89. Bien qu’ils ne soient pas reconnus explicitement, dans certains
cas, les migrants environnementaux pourraient probablement bénéficier
d’une protection provisoire en vertu de la Directive de 2001 du
Conseil de l’Union européenne sur la protection temporaire
et
de celle de 2004 sur les conditions à remplir
,
sous réserve de l’approbation majoritaire du Conseil qu’une catastrophe
naturelle exige le recours à ces mécanismes.

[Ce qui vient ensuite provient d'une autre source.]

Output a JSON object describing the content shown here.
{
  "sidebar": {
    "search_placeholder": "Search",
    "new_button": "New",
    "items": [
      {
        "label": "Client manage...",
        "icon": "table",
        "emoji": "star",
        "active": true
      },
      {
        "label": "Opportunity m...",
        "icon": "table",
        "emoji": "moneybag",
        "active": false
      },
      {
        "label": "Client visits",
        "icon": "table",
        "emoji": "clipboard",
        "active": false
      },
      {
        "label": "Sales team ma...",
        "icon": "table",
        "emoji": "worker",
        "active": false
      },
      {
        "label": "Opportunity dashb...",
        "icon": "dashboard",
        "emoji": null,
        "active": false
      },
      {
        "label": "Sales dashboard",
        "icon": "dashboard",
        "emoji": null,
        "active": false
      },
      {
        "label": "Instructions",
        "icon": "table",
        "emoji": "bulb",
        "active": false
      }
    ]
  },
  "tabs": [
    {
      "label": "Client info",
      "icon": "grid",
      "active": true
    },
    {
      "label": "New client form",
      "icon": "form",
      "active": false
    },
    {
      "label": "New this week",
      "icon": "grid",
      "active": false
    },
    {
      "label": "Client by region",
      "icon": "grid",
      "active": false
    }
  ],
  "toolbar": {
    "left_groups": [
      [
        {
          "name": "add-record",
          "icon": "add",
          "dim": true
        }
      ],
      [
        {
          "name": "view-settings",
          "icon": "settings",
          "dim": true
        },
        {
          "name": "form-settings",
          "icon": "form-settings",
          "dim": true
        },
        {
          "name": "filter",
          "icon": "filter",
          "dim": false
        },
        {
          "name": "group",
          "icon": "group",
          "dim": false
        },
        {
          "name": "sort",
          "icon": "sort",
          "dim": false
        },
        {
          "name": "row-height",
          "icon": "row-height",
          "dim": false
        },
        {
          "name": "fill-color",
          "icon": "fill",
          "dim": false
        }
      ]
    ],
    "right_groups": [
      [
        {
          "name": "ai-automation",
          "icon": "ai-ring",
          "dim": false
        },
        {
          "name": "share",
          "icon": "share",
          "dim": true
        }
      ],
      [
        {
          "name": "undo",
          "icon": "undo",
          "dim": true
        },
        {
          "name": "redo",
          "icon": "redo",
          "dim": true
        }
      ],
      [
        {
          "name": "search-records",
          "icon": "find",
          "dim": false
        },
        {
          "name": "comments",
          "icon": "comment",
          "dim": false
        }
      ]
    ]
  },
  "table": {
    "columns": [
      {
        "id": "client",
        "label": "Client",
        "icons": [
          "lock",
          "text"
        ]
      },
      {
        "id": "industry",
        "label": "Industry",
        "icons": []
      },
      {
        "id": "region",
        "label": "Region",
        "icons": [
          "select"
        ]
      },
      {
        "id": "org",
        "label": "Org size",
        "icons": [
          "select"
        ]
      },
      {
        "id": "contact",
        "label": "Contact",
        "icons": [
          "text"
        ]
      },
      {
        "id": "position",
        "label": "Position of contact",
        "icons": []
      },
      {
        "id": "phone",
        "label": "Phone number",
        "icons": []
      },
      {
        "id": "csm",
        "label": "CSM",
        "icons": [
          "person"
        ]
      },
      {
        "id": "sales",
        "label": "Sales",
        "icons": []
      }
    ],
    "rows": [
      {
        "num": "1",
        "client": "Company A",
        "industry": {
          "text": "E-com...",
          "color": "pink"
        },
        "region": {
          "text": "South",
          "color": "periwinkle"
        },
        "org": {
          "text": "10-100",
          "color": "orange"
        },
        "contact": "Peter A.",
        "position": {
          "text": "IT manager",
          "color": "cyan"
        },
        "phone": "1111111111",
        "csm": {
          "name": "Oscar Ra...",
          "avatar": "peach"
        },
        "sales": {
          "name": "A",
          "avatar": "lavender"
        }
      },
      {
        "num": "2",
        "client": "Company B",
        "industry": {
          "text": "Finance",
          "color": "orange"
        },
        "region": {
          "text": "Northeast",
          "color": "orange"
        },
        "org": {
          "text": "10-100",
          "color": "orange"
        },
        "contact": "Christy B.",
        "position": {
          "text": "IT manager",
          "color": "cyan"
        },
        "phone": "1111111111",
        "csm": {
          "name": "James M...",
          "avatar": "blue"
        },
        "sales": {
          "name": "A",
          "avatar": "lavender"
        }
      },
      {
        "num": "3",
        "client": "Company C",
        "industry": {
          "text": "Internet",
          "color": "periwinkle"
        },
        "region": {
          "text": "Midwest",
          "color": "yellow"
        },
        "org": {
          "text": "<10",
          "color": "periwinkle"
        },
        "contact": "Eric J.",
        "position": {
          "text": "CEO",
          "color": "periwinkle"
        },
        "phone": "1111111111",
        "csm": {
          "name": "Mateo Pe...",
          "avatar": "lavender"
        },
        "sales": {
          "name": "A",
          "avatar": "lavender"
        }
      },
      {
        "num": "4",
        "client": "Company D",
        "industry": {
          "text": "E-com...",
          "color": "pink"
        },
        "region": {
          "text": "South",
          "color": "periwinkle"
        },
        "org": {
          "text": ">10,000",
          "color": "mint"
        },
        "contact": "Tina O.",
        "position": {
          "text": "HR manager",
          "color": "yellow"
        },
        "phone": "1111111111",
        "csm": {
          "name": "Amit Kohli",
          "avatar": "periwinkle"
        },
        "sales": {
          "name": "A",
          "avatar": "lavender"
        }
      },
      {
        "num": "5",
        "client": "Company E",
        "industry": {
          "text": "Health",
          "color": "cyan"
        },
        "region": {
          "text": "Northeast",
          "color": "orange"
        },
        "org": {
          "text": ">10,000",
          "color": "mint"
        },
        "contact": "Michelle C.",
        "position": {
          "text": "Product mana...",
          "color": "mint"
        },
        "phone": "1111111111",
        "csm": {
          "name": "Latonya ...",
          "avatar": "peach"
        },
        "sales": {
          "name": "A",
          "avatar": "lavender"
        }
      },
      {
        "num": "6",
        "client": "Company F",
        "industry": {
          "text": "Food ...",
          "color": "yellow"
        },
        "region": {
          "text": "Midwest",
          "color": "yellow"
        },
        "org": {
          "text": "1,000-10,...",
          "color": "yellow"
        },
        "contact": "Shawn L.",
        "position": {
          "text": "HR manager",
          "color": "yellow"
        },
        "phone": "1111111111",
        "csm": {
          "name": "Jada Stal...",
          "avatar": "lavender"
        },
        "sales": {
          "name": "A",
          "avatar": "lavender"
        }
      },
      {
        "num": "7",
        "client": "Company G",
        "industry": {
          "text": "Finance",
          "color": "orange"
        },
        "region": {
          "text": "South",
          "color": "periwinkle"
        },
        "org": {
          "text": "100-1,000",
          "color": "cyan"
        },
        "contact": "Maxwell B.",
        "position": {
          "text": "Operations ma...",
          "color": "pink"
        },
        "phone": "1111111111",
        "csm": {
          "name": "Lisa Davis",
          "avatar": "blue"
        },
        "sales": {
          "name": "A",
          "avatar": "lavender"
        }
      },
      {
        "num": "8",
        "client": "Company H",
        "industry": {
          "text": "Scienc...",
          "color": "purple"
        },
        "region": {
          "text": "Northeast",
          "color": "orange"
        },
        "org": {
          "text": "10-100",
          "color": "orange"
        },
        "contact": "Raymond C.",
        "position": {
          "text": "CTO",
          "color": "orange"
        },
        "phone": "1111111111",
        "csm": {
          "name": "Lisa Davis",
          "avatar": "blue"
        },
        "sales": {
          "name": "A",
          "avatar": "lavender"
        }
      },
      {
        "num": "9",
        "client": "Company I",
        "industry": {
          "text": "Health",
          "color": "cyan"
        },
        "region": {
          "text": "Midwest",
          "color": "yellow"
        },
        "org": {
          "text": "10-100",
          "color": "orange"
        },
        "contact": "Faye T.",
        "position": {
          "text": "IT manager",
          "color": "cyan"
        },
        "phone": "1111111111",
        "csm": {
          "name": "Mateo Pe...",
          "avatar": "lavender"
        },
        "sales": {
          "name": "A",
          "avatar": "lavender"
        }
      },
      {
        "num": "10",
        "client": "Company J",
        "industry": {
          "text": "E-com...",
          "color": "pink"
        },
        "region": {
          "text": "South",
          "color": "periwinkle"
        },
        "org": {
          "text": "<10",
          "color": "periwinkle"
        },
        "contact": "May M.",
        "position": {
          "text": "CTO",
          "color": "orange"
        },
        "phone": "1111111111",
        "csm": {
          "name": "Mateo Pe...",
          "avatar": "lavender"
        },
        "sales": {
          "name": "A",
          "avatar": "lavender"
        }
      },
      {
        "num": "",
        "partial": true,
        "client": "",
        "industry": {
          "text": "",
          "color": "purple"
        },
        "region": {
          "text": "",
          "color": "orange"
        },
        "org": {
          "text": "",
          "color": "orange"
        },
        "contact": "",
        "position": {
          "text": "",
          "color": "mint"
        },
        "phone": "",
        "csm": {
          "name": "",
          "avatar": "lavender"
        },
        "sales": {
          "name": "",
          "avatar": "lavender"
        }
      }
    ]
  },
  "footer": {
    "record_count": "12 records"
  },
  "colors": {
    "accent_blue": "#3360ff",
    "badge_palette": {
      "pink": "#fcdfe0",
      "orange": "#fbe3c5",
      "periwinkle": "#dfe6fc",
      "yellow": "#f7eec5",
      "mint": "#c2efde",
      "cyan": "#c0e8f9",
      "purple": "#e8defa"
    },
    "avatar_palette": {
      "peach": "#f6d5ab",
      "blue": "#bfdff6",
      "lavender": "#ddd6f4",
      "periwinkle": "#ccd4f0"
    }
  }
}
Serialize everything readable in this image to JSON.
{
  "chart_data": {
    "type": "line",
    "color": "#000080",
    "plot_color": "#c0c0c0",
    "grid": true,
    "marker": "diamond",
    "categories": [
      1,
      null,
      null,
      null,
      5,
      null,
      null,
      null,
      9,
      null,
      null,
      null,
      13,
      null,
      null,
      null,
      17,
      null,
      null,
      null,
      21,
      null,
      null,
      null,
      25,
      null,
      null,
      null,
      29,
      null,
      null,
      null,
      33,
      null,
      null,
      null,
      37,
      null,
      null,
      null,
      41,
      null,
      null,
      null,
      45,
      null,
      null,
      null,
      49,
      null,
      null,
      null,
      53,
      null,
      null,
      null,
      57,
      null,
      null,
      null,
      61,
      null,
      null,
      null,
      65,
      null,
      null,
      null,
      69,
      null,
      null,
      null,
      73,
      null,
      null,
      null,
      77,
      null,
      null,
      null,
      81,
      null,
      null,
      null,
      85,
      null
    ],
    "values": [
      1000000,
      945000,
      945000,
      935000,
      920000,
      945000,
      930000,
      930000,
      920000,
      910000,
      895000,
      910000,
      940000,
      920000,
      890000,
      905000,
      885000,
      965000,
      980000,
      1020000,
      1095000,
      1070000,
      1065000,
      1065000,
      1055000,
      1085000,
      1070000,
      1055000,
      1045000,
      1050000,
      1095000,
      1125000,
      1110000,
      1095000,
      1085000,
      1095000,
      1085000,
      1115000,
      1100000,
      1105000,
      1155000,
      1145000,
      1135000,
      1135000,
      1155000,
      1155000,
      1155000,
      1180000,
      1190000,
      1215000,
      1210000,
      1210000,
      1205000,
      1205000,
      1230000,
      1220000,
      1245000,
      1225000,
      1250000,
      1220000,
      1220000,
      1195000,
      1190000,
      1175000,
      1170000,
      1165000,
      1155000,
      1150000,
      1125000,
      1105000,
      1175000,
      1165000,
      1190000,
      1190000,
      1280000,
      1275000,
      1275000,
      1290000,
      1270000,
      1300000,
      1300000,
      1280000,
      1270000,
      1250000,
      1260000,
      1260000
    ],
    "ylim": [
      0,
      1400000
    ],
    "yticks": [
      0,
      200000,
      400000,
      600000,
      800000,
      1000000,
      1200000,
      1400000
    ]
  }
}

90. Quatrièmement, au niveau national, seules la Suède et la Finlande
accordent pour l’heure une protection subsidiaire au motif de catastrophes
naturelles. La loi suédoise relative aux réfugiés (chapitre 4 article
2) inclut toute personne «incapable de retourner dans son pays d’origine
à cause d’une catastrophe écologique» dans la catégorie «autres
personnes ayant besoin d’une protection». De même, l’article 88
de la loi finlandaise relative aux étrangers accorde une protection
aux personnes incapables de retourner dans leur pays «en raison
d’un conflit armé ou d’une catastrophe écologique» et leur délivre
des permis de résidence.
3.3. Lacunes des cadres de protection
existants
91. Le Groupe de travail informel sur les migrations,
les déplacements et le changement climatique du Comité permanent
inter-agences des Nations Unies (CPIA) a récemment identifié trois
grands vides potentiels, sur le plan juridique et opérationnel
:
- la législation internationale
des droits de l’homme protège les personnes qui traversent les frontières après
avoir subi des catastrophes (et après que leurs zones d’habitation
sont déclarées interdites), mais ne leur donne pas droit à l’admission
ni au séjour dans un autre pays. Ces personnes ne sont pas automatiquement
protégées par la Convention de 1951 relative au statut des réfugiés,
à moins de remplir les critères établis. Dans certains cas, elles
peuvent avoir besoin d’une protection et d’une assistance provisoires
en attendant leur retour;
- on note l’absence de critères pour distinguer [la migration]
volontaire des mouvements [des déplacements] forcés dans les situations
de catastrophes;
- dans le cas où un Etat perdrait l’intégralité de son territoire
– l’un des éléments constitutifs de l’Etat –, on ne sait pas clairement
si son statut serait toujours reconnu par la communauté internationale.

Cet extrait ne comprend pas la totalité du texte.